Belknap v. Hunt

PER CURIAM.

The appellant, Belknap, brought suit in m-amdamm against the appellees, constituting the state land department and the state land commissioner, to compel them to enter into a contract of sale to him of 29.5 acres of school land, the same being a part of section 16, situate in Maricopa county. The complaint shows that both the land and improvements had been appraised as provided by law, and that the appellant, at a public sale of the land, had bidden it in at the appraised value; and that appellees refused to execute the contract of sale and issue the certificate of purchase until and unless appellant would pay to the state a *149balance of rent for the use and occupation of the land during the interim from the date of admission to statehood, February 14, 1912, to the date the land was struck off to appellant, August 19, 1916. '

Judgment refusing the writ was entered in the superior court of Maricopa county on May 7, 1917.

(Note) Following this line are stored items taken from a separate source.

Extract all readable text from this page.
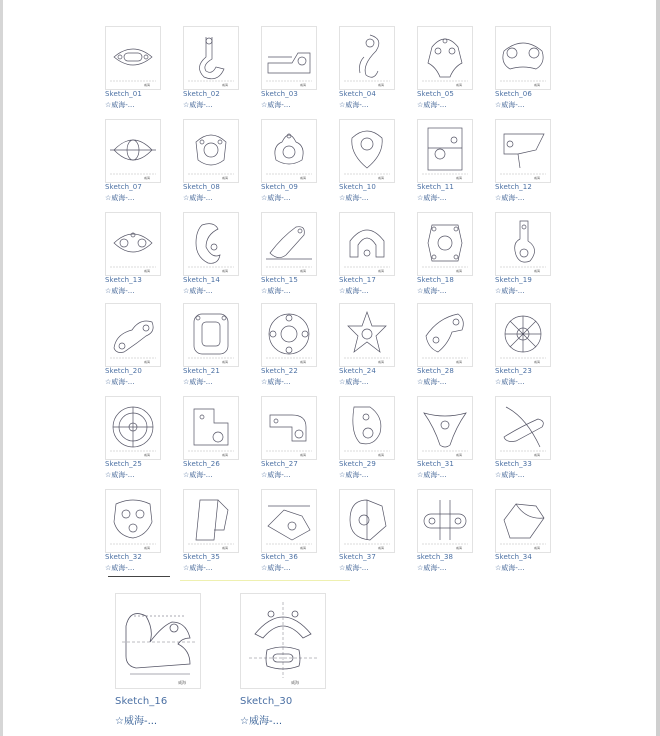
威海
Sketch_01
☆威海-...
威海
Sketch_02
☆威海-...
威海
Sketch_03
☆威海-...
威海
Sketch_04
☆威海-...
威海
Sketch_05
☆威海-...
威海
Sketch_06
☆威海-...
威海
Sketch_07
☆威海-...
威海
Sketch_08
☆威海-...
威海
Sketch_09
☆威海-...
威海
Sketch_10
☆威海-...
威海
Sketch_11
☆威海-...
威海
Sketch_12
☆威海-...
威海
Sketch_13
☆威海-...
威海
Sketch_14
☆威海-...
威海
Sketch_15
☆威海-...
威海
Sketch_17
☆威海-...
威海
Sketch_18
☆威海-...
威海
Sketch_19
☆威海-...
威海
Sketch_20
☆威海-...
威海
Sketch_21
☆威海-...
威海
Sketch_22
☆威海-...
威海
Sketch_24
☆威海-...
威海
Sketch_28
☆威海-...
威海
Sketch_23
☆威海-...
威海
Sketch_25
☆威海-...
威海
Sketch_26
☆威海-...
威海
Sketch_27
☆威海-...
威海
Sketch_29
☆威海-...
威海
Sketch_31
☆威海-...
威海
Sketch_33
☆威海-...
威海
Sketch_32
☆威海-...
威海
Sketch_35
☆威海-...
威海
Sketch_36
☆威海-...
威海
Sketch_37
☆威海-...
威海
sketch_38
☆威海-...
威海
Sketch_34
☆威海-...
威海
Sketch_16
☆威海-...
威海
Sketch_30
☆威海-...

It has come to our knowledge that appellant, on July 17, 1917, paid the rental demanded of him by appellees and received the certificate of purchase. In other words, he settled the question of rent by paying it and received his contract of purchase. Of course, this court would not issue ■a mandate to appellees commanding them to do what has already been done. The litigation having been settled, there is nothing left for this court to decide. Appellate jurisdiction is dependent upon an actual controversy. If the parties, pending an appeal, compromise and settle their differences, there is nothing left for the judgment to operate upon and the court, when advised of the situation, will not do the futile thing of determining what the litigants have already settled. 3 C. J. 357, §112; Mills v. Green, 159 U. S. 651, 653, 40 L. Ed. 293, 16 Sup. Ct. Rep. 132.

The attorneys for the parties have declined to take action toward a dismissal of the appeal because of an oral stipulation entered into prior to the payment of the rental in question. The Attorney General’s office, as attorney for appellees, stipulated orally that, in ease the appellant should pay the rent in question under protest, no advantage would be taken in this appeal because of such payment so made. We can see no good reason why this court in this particular case and special circumstances should not regard the counsel’s said stipulation in the same light as counsel regard it, and treat the said stipulation as having the same force and effect as a written stipulation containing the same facts and conditions filed in this case. So treated, the fact conclusively appears therefrom, that all matters of controversy in this appeal between the parties have been settled, and, if any differences exist, such differences have arisen since the appeal by reason of the said payment under protest. Mandamus is not a remedy by which money, paid under protest, in the circumstances here present, can be recovered.

The appeal is dismissed, with costs taxed against appellant.